Fazendeiro de Monte Azul indenizará empregado que não foi socorrido após lesão em partida de futebol


Um fazendeiro da cidade de Monte Azul, no Norte de Minas Gerais, terá que pagar indenização por danos morais de R$ 6 mil para um ex-empregado que se machucou durante uma partida de futebol realizada em campo na sede da empresa. A decisão é da Terceira Turma do TRT-MG, que, por unanimidade, entendeu que houve negligência no socorro do trabalhador.

O fazendeiro alegou, em sua defesa, que não foi comprovado o suposto acidente sofrido pelo trabalhador, que exercia as funções de tratorista e varrição. Mas provas colhidas durante ação, ajuizada após o término do contrato, confirmaram os fatos descritos pelo empregado.

Pelo depoimento do tratorista, o acidente aconteceu no dia 16 de fevereiro de 2017, antes das atividades de trabalho. Ele estava jogando futebol com os demais funcionários, quando sofreu uma rotura completa do ligamento do joelho. 

Segundo o empregado, o supervisor da fazenda negou a prestação de socorro, alegando que a lesão não teria nexo com o trabalho.

Testemunhas ouvidas confirmaram que partida de futebol era comum nos momentos de lazer dos empregados. Uma delas afirmou que, no dia do acidente, viu o encarregado negando a assistência. Segundo ela, nem mesmo o carro de apoio foi oferecido para levar ao médico o funcionário, que morava em uma casa da fazenda. “Ele passou dias sentindo dor, até ser encaminhado para um hospital”, relatou a testemunha.

Para a desembargadora relatora Emilia Facchini, os depoimentos das testemunhas foram de encontro aos argumentos apresentados pelo fazendeiro. Segundo ela, ficou provado que o trabalhador lesionou-se dentro da fazenda, local onde residia, e que lhe foi negado socorro. 

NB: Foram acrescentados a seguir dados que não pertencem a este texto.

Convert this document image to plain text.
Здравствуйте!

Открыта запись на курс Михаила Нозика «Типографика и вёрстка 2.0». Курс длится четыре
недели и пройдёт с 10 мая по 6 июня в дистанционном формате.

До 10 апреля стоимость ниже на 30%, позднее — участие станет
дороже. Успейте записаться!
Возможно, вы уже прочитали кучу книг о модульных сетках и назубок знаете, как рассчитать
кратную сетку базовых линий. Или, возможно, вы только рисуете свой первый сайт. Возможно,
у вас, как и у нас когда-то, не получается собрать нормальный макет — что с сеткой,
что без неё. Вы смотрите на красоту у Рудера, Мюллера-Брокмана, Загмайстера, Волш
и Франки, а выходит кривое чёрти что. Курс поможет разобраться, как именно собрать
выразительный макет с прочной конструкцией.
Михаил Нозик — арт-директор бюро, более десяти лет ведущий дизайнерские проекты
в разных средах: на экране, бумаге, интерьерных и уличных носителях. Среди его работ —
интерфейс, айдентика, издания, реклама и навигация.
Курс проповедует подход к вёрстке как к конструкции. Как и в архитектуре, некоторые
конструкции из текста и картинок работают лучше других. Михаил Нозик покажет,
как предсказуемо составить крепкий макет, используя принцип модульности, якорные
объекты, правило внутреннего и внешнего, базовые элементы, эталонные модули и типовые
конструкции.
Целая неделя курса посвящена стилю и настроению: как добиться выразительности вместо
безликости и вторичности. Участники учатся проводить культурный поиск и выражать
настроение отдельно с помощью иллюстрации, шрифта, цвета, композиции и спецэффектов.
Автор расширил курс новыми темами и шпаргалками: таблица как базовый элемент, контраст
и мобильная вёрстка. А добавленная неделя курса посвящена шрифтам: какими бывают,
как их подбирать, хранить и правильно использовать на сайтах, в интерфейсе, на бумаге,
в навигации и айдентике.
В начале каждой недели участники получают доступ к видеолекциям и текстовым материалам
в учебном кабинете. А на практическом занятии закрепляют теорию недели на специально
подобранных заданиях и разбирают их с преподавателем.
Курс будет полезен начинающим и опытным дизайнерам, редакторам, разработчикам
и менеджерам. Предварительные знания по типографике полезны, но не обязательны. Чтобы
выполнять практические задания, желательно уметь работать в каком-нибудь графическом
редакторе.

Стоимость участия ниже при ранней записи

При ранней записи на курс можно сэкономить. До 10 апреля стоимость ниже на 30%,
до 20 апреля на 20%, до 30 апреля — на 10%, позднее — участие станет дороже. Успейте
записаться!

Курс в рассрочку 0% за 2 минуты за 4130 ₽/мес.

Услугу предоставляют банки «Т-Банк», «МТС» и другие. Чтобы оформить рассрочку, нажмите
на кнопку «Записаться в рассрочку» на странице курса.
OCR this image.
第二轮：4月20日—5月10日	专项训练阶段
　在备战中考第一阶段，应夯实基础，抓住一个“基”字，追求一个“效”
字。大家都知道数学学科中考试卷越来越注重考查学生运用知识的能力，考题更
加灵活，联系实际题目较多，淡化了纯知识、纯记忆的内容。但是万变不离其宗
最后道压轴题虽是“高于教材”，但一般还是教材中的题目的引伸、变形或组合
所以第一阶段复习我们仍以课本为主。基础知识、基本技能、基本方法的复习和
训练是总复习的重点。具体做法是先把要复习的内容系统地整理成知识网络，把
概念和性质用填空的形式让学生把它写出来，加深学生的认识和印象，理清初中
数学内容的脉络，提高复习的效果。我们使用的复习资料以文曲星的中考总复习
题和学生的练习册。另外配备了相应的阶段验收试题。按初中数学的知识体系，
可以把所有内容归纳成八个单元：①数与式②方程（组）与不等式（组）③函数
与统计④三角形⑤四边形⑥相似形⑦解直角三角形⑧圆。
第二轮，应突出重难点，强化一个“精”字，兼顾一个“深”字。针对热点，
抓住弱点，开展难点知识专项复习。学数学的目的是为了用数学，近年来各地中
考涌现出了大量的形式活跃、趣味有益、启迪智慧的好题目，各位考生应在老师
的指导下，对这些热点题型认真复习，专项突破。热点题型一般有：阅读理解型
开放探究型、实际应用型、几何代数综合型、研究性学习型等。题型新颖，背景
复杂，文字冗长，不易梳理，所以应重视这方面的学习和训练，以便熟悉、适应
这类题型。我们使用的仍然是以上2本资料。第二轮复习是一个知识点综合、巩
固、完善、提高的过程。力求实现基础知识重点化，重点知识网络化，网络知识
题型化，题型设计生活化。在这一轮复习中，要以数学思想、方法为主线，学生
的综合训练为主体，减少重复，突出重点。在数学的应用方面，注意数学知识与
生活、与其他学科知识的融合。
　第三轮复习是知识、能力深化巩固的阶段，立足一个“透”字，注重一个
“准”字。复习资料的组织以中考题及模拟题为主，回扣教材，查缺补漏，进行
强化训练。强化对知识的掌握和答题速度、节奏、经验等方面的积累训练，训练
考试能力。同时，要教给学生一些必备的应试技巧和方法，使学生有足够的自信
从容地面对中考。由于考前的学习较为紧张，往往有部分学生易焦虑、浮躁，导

“Relevante é que a lesão, mesmo não decorrendo das atividades laborais, ocorreu dentro da sede da reclamada, que se recusou a prestar ajuda ao empregado, prolongando sofrimento por omissão”, concluiu a relatora mantendo a condenação de indenização por danos morais aplicada pelo Juízo da Vara do Trabalho de Monte Azul.